Trends: Medical uses in retail spaces
1. Healthcare providers are seeking retail locations to improve patient accessibility and in response to tight supply of medical office buildings
- JLL’s 2023 Patient Consumer Survey found that location/proximity was the second most important factor for choosing a provider behind being covered by insurance
- JLL’s 2025 Medical Office Building (MOB) Perspectives recognized that rising occupancy and limited construction for purpose-built MOBs may cause increased spillover into adjacent property types.
- These factors have led healthcare providers to stretch their leasing budgets to secure conveniently located facilities in retail spaces.
2. Providers of in-person preventative & chronic care are moving into retail spaces more than others
- Medical uses that cannot be replaced by telehealth, and which are utilized by patients more frequently have out-numbered other types of medtail move-ins. This includes physical therapists, dentists, chiropractors, optometrists and veterinarians.
- Urgent cares had a large increase in move-ins in 2021 due to COVID but reached oversaturation and has readjusted to market conditions.
- Veterinarians, have expanded both due to a surge in COVID pet adoptions and because many communities still go underserved for this type of provider.
3. Move-ins of new medical tenants to retail spaces have decreased since 2019
- Tight retail availability makes it difficult for medical users to find the right space.
- Certain medical service types are seeing a saturation or oversaturation of the market.
- Dialysis centers, which had been expanding for some time due to the frequency of visits by those who need them, are decreasing openings due to new pharmaceuticals which help keep patients off dialysis.
4. Medtail tenants can provide stable long-term tenancy but provide limited co-tenancy benefits.
- Healthcare providers, once established, are less likely to relocate due to the significant costs associated with moving specialized equipment and the importance of maintaining their patient base in a specific location.
- The specialized nature of healthcare services can make it difficult to create a cohesive tenant mix that complements traditional retail and dining options. For example, a dental office or urgent care facility may not naturally align with apparel or experiential retailers.
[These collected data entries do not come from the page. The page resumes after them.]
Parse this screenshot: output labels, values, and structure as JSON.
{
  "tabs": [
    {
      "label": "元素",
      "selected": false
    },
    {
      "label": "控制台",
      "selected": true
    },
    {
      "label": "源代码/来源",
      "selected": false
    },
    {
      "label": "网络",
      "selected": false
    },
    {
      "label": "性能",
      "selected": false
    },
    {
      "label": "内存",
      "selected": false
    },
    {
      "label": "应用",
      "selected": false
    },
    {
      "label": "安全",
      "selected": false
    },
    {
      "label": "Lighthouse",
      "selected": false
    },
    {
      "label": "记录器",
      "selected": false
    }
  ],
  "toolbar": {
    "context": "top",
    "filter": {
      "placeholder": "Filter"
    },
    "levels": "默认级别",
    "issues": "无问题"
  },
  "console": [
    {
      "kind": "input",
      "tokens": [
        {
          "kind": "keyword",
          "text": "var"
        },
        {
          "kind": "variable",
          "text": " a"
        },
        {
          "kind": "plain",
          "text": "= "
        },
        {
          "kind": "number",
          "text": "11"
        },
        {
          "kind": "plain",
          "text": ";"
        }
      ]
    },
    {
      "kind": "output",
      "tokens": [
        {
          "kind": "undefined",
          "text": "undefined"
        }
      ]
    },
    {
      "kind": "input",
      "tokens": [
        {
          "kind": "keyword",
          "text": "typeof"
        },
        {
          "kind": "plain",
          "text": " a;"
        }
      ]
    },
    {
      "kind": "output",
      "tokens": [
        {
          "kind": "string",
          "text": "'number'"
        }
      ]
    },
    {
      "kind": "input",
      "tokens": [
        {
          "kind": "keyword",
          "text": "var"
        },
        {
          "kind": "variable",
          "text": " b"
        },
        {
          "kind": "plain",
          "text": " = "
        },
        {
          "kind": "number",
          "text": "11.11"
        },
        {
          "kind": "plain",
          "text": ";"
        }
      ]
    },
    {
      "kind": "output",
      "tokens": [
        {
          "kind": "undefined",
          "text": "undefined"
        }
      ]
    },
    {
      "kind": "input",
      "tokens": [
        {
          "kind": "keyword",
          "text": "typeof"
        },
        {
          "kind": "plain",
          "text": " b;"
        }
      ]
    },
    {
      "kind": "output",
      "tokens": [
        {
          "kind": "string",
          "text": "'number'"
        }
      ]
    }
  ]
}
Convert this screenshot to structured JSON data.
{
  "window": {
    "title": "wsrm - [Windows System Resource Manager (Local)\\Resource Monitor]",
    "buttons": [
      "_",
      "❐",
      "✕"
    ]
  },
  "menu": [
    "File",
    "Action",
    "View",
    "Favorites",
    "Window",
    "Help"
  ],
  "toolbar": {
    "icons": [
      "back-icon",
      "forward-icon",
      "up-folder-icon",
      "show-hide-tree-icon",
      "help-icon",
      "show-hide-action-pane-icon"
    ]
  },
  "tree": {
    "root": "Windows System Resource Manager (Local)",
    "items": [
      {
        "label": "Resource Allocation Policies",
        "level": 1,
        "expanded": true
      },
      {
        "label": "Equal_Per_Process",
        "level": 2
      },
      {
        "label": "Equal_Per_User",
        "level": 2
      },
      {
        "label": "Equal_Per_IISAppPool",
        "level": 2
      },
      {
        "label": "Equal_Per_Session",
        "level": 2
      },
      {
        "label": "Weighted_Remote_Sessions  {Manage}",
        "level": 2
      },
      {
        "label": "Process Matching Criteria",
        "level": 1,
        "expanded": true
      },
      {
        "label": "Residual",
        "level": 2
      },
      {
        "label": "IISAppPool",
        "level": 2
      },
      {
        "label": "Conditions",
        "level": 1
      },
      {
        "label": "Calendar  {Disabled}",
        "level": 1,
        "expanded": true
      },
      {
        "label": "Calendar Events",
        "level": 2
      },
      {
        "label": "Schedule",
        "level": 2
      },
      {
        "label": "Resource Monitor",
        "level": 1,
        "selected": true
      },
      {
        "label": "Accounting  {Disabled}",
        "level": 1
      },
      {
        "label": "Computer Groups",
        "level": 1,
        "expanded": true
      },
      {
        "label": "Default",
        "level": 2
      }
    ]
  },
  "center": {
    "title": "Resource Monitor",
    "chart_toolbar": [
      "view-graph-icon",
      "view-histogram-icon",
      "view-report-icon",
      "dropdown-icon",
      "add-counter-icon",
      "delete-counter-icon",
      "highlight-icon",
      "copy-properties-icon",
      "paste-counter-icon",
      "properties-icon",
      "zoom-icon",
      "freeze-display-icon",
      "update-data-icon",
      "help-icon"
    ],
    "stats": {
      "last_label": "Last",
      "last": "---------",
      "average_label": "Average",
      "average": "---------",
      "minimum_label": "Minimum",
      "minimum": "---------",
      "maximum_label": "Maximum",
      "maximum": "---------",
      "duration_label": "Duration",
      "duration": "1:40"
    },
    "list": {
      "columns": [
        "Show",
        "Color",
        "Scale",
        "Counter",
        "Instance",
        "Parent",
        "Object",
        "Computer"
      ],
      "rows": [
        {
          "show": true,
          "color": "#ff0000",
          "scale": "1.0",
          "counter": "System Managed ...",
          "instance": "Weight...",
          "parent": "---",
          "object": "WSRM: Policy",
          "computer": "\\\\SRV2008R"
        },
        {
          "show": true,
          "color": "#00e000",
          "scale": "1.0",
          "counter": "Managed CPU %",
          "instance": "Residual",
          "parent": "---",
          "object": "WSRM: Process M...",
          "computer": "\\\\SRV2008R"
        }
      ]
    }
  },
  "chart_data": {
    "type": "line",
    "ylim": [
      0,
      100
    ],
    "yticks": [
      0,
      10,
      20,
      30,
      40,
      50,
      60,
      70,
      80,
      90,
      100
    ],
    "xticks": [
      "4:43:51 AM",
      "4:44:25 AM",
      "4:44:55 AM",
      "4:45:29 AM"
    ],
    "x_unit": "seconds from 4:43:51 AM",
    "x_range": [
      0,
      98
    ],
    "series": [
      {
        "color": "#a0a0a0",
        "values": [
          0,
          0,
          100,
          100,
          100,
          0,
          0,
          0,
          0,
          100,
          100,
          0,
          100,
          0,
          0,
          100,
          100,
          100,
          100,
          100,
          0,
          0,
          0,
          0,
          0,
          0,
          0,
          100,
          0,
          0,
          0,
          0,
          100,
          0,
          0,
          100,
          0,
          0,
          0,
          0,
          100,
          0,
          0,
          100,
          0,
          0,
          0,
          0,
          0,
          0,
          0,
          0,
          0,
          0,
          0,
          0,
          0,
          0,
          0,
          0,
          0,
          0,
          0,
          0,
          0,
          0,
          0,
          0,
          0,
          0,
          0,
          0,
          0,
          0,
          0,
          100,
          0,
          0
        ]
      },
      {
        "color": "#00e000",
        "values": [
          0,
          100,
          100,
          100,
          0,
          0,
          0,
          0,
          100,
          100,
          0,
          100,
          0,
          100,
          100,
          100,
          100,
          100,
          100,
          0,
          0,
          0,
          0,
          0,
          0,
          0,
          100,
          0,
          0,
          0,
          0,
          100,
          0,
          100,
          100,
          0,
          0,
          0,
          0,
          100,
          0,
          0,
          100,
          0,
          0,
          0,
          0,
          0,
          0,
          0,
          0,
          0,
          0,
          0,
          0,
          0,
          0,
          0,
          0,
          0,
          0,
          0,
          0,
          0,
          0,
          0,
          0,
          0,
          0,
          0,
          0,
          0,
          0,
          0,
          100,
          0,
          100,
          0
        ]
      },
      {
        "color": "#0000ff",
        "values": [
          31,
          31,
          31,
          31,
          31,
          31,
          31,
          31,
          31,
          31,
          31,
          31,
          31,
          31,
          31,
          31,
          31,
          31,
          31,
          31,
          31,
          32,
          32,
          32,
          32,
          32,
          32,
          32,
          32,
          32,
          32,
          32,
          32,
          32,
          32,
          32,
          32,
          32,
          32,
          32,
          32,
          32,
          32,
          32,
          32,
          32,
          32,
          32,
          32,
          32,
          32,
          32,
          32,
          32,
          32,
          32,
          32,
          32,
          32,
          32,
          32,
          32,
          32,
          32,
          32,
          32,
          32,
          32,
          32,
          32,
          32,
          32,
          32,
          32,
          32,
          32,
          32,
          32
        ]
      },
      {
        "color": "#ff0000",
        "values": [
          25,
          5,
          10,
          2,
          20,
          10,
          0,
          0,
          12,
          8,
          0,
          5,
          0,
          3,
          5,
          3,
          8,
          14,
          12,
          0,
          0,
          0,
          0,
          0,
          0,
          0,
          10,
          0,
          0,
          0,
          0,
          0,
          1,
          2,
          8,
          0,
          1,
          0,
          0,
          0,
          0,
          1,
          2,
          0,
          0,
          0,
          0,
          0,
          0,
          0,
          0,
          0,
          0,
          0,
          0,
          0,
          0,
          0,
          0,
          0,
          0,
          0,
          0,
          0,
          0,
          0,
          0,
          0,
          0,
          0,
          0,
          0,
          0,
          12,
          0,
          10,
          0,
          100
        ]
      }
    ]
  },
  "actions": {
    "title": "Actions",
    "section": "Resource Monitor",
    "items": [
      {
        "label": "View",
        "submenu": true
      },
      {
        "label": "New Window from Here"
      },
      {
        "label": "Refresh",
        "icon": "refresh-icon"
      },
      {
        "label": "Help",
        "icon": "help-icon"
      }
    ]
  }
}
- According to JLL’s 2023 Patient Consumer Survey, pharmacies are most likely to benefit as a cotenant to medtail users among retail types.
5. The future of medtail includes wellness, longevity clinics and concierge medicine, which are changing the landscape for healthcare delivery.
- Medical wellness and preventative care will continue to expand in wealthy areas. Concierge medicine, which typically operates on a subscription model, combines wellness and preventative/primary care.
- OneMedical, which was purchased by Amazon in 2023, is an example of this. It has continued to expand primarily in retail locations and now has over 200 in the U.S.
- Medical wellness also includes uses such as cosmetic dermatology and new entrants to the medtail market, like IV infusion specialists.